Spring Boot expands cloud native tech support

Spring Boot expands cloud native tech support

Spring Boot 2.3.0.M1 has landed, giving those looking for help when building Java enterprise apps some additional support for their containerisation journey, and improving traceability.

Devs can now make use of Buildpacks, which is a sandbox project of the Cloud Native Computing Foundation, to build Docker images with Spring Boot. The Maven and Gradle plugins have also been fitted with features to build jar files whose contents are separated into layers. Those “layered jars” are meant to help in building more efficient Docker images, allowing unchanged layers to be reused.

In the new release, the Spring Boot team aligned the behaviour of its /actuator/configprops endpoint with that of the environment, letting it provide end-to-end-information about its properties. Other minor improvements include newly set defaults in the JPA support for better testing, and repeatable output from spring-boot-autoconfigure-processor, which is meant to let it work better with Gradle’s build cache.

Spring Boot now uses Cassandra 4.3+ by default, which comes without the ClusterBuilderCustomizer. Users relying on that element will therefore need to switch to DriverConfigLoaderBuilerCustomizer or CqlSessionBuilderCustomizer to customise clusters. 

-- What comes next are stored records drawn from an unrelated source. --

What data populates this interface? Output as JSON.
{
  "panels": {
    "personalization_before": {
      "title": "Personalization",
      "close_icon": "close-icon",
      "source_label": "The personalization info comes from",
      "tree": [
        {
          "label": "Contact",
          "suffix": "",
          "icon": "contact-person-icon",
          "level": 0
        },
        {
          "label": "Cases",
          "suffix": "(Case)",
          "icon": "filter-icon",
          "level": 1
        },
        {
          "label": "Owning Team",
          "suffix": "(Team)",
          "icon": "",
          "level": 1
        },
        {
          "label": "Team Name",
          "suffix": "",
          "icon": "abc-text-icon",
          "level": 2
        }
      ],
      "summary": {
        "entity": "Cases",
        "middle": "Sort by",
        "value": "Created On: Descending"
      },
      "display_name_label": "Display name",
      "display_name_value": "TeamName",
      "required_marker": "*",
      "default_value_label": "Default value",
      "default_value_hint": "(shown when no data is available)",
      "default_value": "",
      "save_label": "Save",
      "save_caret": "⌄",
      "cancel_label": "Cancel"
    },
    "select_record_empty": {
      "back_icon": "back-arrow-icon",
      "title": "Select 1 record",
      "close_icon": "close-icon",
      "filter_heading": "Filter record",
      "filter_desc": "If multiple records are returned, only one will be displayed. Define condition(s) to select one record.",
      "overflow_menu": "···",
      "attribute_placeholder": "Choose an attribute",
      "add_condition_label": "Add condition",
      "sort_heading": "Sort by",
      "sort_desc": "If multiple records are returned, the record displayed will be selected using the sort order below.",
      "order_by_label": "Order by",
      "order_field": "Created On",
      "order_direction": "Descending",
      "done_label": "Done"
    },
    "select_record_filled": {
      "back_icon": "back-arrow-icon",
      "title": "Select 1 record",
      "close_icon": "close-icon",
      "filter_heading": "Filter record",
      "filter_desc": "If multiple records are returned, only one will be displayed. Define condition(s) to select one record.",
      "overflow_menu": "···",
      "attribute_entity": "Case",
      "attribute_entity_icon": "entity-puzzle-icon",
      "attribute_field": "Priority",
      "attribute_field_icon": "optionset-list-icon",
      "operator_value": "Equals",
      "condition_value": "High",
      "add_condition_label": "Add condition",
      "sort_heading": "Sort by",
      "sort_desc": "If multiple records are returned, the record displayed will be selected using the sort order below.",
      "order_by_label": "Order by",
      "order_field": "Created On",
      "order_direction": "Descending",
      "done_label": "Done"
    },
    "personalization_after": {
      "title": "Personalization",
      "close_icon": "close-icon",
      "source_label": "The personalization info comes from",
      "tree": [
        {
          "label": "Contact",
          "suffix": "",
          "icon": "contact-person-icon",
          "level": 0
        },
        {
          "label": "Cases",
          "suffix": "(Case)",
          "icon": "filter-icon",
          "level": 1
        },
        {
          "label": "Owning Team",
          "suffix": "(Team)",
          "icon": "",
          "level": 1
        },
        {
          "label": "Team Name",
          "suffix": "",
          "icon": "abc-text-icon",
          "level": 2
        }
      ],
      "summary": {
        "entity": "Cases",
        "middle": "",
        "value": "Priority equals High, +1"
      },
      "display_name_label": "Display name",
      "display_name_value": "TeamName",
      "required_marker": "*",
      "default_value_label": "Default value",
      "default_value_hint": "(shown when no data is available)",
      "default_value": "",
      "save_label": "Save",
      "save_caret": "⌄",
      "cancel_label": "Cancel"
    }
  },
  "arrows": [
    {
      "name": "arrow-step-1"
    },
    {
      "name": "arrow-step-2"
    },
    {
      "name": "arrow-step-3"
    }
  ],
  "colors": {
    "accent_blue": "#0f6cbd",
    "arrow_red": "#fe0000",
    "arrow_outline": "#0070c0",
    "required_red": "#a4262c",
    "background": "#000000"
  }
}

Thanks to updated dependencies, devs using Gradle as their build tool will need to have version 5.6 or higher installed when looking into the upgrade process. Those using Jetty as an embedded container will need to make sure the tool is on version 9.4.22 or higher.

The release coincides with the publication of Spring Integration 5.3M1, which amongst other things adds native support for the ReactiveMessageHandler. It also includes an IntegrationPattern abstraction “to indicate which enterprise integration pattern and category a Spring Integration component belongs to”, as well as a Reactive Channel Adapter implementations for MongoDB.